Abstract

Privacy is a major concern in e-commerce. There exist two main paradigms to protect the customer’s privacy: one relies on the customer’s trust that the network will conform to his privacy policy, the other one insists on the customer’s anonymity. A new paradigm is advanced here as a natural balance between these two. It sees the customer act using his real identity but only circulate cover data that conceal the resources he requires. Privacy enforcement is thus shifted from the customer’s identity to his purchase preferences. The new paradigm is suitable for scenarios such as eBay purchases where trust that a network sticks to a privacy policy is problematic, while anonymity is either forbidden or impossible.
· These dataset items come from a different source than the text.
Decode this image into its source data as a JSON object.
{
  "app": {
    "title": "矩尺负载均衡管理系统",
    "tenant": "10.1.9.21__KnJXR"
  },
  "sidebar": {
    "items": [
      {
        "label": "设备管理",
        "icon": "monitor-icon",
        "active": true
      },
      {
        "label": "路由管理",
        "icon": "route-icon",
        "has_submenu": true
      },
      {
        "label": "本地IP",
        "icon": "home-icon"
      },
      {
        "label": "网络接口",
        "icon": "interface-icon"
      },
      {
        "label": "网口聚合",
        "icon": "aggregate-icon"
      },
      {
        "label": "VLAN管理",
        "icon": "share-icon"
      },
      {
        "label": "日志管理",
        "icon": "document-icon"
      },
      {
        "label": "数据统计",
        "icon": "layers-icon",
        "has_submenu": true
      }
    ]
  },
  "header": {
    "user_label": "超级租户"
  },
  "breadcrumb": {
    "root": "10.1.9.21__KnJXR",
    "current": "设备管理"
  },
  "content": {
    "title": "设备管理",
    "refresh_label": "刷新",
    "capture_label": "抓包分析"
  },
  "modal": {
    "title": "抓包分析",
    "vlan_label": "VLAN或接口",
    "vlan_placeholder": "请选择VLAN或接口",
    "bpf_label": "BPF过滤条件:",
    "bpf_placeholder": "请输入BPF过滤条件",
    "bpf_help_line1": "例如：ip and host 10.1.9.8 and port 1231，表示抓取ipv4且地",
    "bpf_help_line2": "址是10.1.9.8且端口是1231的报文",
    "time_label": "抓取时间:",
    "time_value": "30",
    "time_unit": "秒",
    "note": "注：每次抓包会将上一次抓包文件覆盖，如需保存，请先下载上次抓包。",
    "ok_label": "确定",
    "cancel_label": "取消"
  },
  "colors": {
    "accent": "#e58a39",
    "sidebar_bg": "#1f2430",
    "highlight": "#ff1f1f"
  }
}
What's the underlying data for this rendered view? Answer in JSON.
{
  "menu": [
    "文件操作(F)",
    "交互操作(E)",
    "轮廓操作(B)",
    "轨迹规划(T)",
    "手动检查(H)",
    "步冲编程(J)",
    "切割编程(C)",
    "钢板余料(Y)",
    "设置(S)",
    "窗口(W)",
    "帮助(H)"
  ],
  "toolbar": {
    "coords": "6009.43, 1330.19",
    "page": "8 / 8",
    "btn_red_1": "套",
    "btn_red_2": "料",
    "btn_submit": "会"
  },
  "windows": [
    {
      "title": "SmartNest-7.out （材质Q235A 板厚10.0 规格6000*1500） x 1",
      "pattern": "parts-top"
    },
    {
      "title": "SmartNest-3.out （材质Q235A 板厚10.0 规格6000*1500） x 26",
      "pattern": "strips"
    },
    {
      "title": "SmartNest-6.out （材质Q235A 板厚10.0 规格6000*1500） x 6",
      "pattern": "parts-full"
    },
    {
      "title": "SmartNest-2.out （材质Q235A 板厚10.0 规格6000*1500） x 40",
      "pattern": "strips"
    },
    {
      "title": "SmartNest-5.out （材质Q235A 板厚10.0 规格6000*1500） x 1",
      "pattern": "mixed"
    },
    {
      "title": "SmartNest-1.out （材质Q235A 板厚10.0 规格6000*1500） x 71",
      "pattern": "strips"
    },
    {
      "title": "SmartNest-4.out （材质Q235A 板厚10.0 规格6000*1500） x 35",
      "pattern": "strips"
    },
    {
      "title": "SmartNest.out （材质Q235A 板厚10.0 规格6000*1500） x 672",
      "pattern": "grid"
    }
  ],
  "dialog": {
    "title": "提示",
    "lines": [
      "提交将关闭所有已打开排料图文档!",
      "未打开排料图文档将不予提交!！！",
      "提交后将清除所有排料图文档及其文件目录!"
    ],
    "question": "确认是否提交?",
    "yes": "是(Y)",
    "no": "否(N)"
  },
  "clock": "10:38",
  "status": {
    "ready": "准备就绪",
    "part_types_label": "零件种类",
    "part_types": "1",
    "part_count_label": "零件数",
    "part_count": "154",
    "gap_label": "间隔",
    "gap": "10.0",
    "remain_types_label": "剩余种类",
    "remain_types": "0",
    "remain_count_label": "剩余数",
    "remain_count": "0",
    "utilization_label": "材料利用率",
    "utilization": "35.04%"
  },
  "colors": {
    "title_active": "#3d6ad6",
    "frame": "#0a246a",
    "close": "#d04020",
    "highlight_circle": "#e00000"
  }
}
The computation of cover data is done by a node other than the customer in order to minimize impact on the customer. That node will therefore see the customer’s private data that are used to compute the cover. This demands some technology to prevent the node from exposing private data. An existing protocol developed for self-enforcing privacy in the area of e-polls is thoroughly analysed and found somewhat weak in terms of fairness among its participants. A stronger version is designed and adopted, together with an innovative differential-privacy preserving function, in the new privacy paradigm. The strengthened e-poll protocol and the new differential-privacy preserving function, which strictly speaking only are side contributions of this paper, each appear as important as the new e-commerce privacy paradigm.